I want the voices of all parents to be heard — and those of children and young people themselves — as we look ahead to the challenges we face together.

‘Staying Safe’ is part of our wider consultation launched last week in advance of our new Children’s Plan. As I mentioned, we also need to think about how we can work together to deliver this huge agenda in the context of this complex new world.

I said earlier the driving mission of this new department is to break out of the false divide between, on the one hand, policies to promote educational achievement and, on the other hand, policies to promote well-being. So to inform the children’s plan, I have asked Jo Davison, Director of Children’s Services in Gloucester, to co-chair the group that will look at all services for 0–7 year olds. Sir Alan Steer, Head of Seven Kings High School in Ilford, who led on our review of school behaviour, will co-chair the group on 8–13 year olds and Jackie Fisher, Chief Executive and Principal of Newcastle College, will co-chair the 14–19 group. We will have, for example, experts from youth justice on the group that looks at 0–7 year olds; children’s health practitioners discussing the national curriculum; and a primary head on the 14–19 group.

I want these groups to consider:

  • Prevention — how universal and targeted services can work together better to head off problems before they start
  • Personalisation — how services can tailor their support so that all children can reach their potential
  • A positive childhood — how the role of parents and various services can provide a happy, healthy and safe childhood for all
  • Families — the role families play in each phase, and how we can support them.

Conclusion

This is a challenging agenda. As the Every Child Matters department, our collective responsibility is to make this an age of opportunity for all children, not just some children.

I am an optimist. I believe that that every child has talent; that children can rise above the worst of all possible starts and exceed even the highest expectations of those around them.

We should reject the pessimism that would tell us that there has never been a worse time to be a child and that many children are doomed before they even start.

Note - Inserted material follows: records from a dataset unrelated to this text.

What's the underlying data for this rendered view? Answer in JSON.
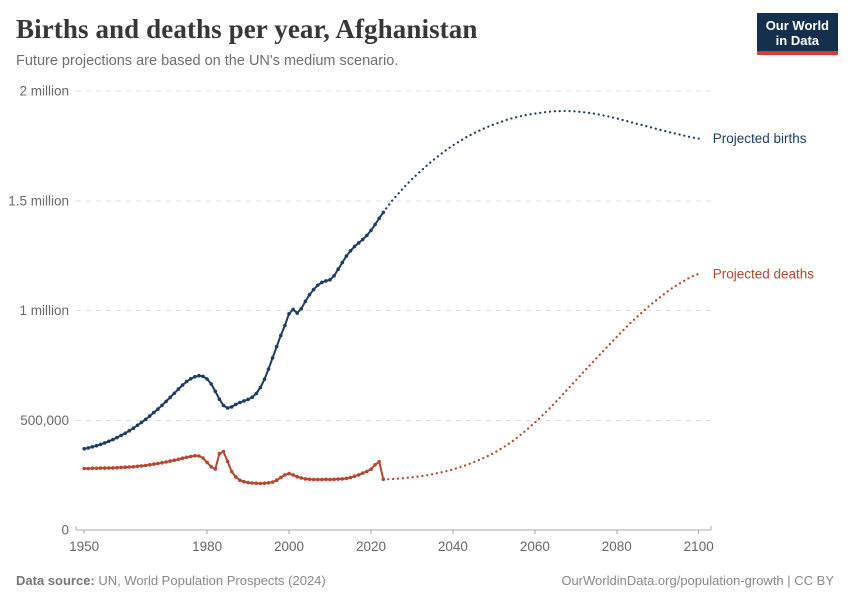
{
  "header": {
    "title": "Births and deaths per year, Afghanistan",
    "subtitle": "Future projections are based on the UN's medium scenario.",
    "logo": {
      "line1": "Our World",
      "line2": "in Data"
    }
  },
  "footer": {
    "source_label": "Data source:",
    "source_text": " UN, World Population Prospects (2024)",
    "right_text": "OurWorldinData.org/population-growth | CC BY"
  },
  "chart_data": {
    "type": "line",
    "title": "Births and deaths per year, Afghanistan",
    "subtitle": "Future projections are based on the UN's medium scenario.",
    "values_unit": "people per year, in thousands",
    "x_domain": [
      1948,
      2103
    ],
    "y_domain_thousands": [
      0,
      2050
    ],
    "grid": true,
    "legend_position": "line-end-labels",
    "x_ticks": [
      1950,
      1980,
      2000,
      2020,
      2040,
      2060,
      2080,
      2100
    ],
    "y_ticks": [
      {
        "value": 0,
        "label": "0"
      },
      {
        "value": 500,
        "label": "500,000"
      },
      {
        "value": 1000,
        "label": "1 million"
      },
      {
        "value": 1500,
        "label": "1.5 million"
      },
      {
        "value": 2000,
        "label": "2 million"
      }
    ],
    "series": [
      {
        "name": "births",
        "end_label": "Projected births",
        "color": "#1d3d63",
        "observed": {
          "start_year": 1950,
          "values": [
            370,
            374,
            379,
            384,
            390,
            397,
            404,
            412,
            421,
            431,
            441,
            452,
            464,
            477,
            490,
            504,
            519,
            535,
            551,
            568,
            586,
            604,
            623,
            642,
            660,
            676,
            689,
            698,
            703,
            700,
            688,
            665,
            632,
            596,
            567,
            556,
            561,
            572,
            581,
            588,
            595,
            605,
            622,
            649,
            687,
            733,
            784,
            836,
            886,
            932,
            985,
            1005,
            988,
            1008,
            1042,
            1072,
            1095,
            1115,
            1128,
            1135,
            1140,
            1158,
            1188,
            1218,
            1248,
            1272,
            1292,
            1308,
            1324,
            1342,
            1365,
            1392,
            1420,
            1447
          ]
        },
        "projection": {
          "years": [
            2023,
            2025,
            2028,
            2030,
            2033,
            2035,
            2038,
            2040,
            2043,
            2045,
            2048,
            2050,
            2053,
            2055,
            2058,
            2060,
            2063,
            2065,
            2068,
            2070,
            2073,
            2075,
            2078,
            2080,
            2083,
            2085,
            2088,
            2090,
            2093,
            2095,
            2098,
            2100
          ],
          "values": [
            1447,
            1497,
            1560,
            1598,
            1650,
            1682,
            1726,
            1752,
            1787,
            1807,
            1833,
            1848,
            1868,
            1879,
            1891,
            1897,
            1905,
            1908,
            1909,
            1907,
            1901,
            1895,
            1884,
            1875,
            1860,
            1850,
            1836,
            1826,
            1812,
            1803,
            1790,
            1783
          ]
        }
      },
      {
        "name": "deaths",
        "end_label": "Projected deaths",
        "color": "#b5462f",
        "observed": {
          "start_year": 1950,
          "values": [
            280,
            280,
            281,
            281,
            282,
            282,
            283,
            283,
            284,
            285,
            286,
            287,
            288,
            290,
            292,
            294,
            297,
            300,
            303,
            306,
            310,
            314,
            318,
            322,
            327,
            331,
            335,
            338,
            337,
            328,
            308,
            288,
            278,
            348,
            357,
            312,
            266,
            242,
            227,
            220,
            216,
            214,
            213,
            212,
            213,
            215,
            218,
            227,
            239,
            251,
            257,
            251,
            243,
            237,
            233,
            231,
            230,
            230,
            230,
            231,
            230,
            231,
            232,
            233,
            235,
            239,
            245,
            251,
            259,
            267,
            277,
            297,
            311,
            231
          ]
        },
        "projection": {
          "years": [
            2023,
            2025,
            2028,
            2030,
            2033,
            2035,
            2038,
            2040,
            2043,
            2045,
            2048,
            2050,
            2053,
            2055,
            2058,
            2060,
            2063,
            2065,
            2068,
            2070,
            2073,
            2075,
            2078,
            2080,
            2083,
            2085,
            2088,
            2090,
            2093,
            2095,
            2098,
            2100
          ],
          "values": [
            231,
            232,
            236,
            240,
            247,
            254,
            266,
            276,
            294,
            308,
            332,
            351,
            385,
            411,
            456,
            489,
            543,
            581,
            641,
            682,
            742,
            782,
            841,
            880,
            937,
            972,
            1022,
            1052,
            1095,
            1120,
            1152,
            1167
          ]
        }
      }
    ]
  }
}
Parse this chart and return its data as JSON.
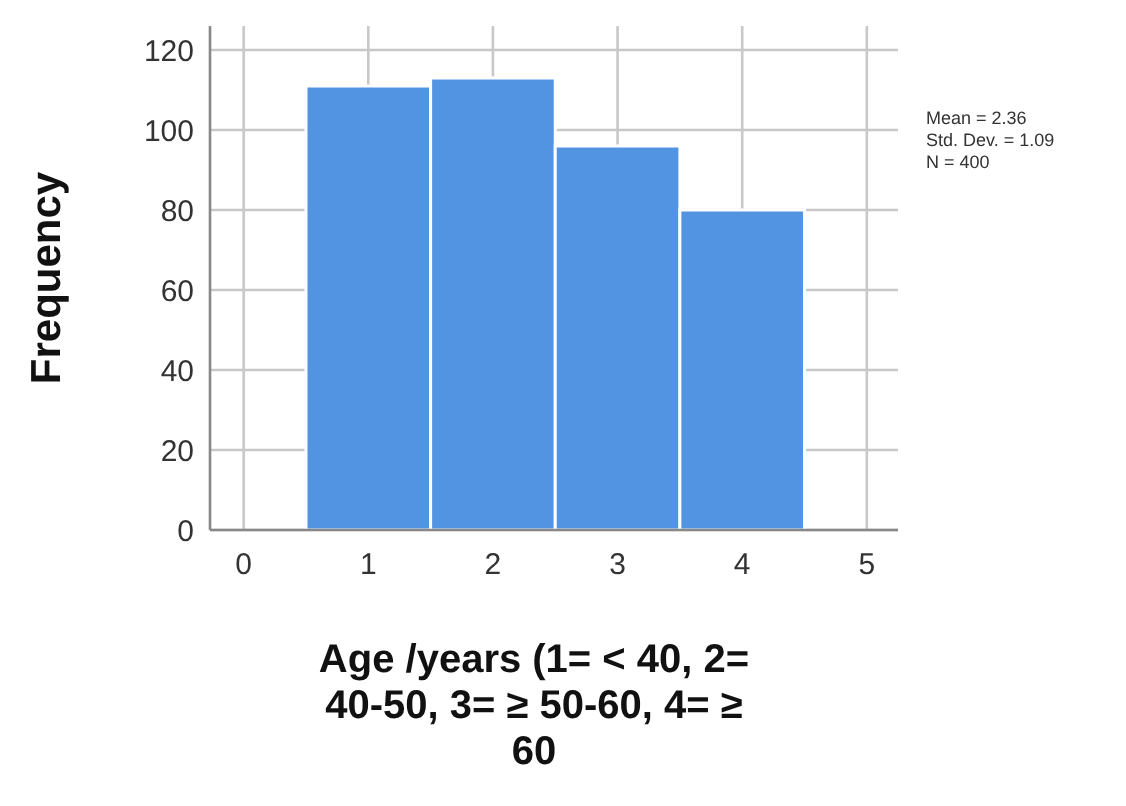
{
  "chart_data": {
    "type": "histogram",
    "xlabel": "Age /years (1= < 40, 2= 40-50, 3= ≥ 50-60, 4= ≥ 60",
    "ylabel": "Frequency",
    "bins": [
      0.5,
      1.5,
      2.5,
      3.5,
      4.5
    ],
    "values": [
      111,
      113,
      96,
      80
    ],
    "color": "#5294e2",
    "xlim": [
      -0.27,
      5.25
    ],
    "xticks": [
      0,
      1,
      2,
      3,
      4,
      5
    ],
    "ylim": [
      0,
      126
    ],
    "yticks": [
      0,
      20,
      40,
      60,
      80,
      100,
      120
    ],
    "grid": true,
    "annotations": [
      "Mean = 2.36",
      "Std. Dev. = 1.09",
      "N = 400"
    ]
  }
}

This is not true.

Our task is to improve the life chances of all children and young people. This is how we will build fairer, safer communities, a more prosperous economy and the future of our country.

Biography of the Rt Hon Ed Balls MP

Ed Balls is the new Secretary of State for Children, Schools and Families. He was appointed Economic Secretary to the Treasury on 5 May 2006. He has been a Member of Parliament for Normanton since 2005.

Mr Balls was a teaching fellow at the Department of Economics, Harvard 1989–90, and an economics leader writer and columnist for the Financial Times 1990–94.

He was Economic Adviser to the then Shadow Chancellor Rt Hon Gordon Brown MP 1994–97; Secretary, Labour Party Economic Policy Commission 1994–97; Economic Adviser to the Chancellor of the Exchequer 1997–99; Chief Economic Adviser to the HM Treasury 1999–2004; and Research Fellow, Smith Institute 2004–05.

Ed Balls has had a number of works published, including ‘Towards a New Regional Policy’ and ‘Reforming Britain’s Economic and Financial Policy: Towards Greater Economic Stability’ and ‘Microeconomic Reform in Britain: Delivering Opportunities for All’.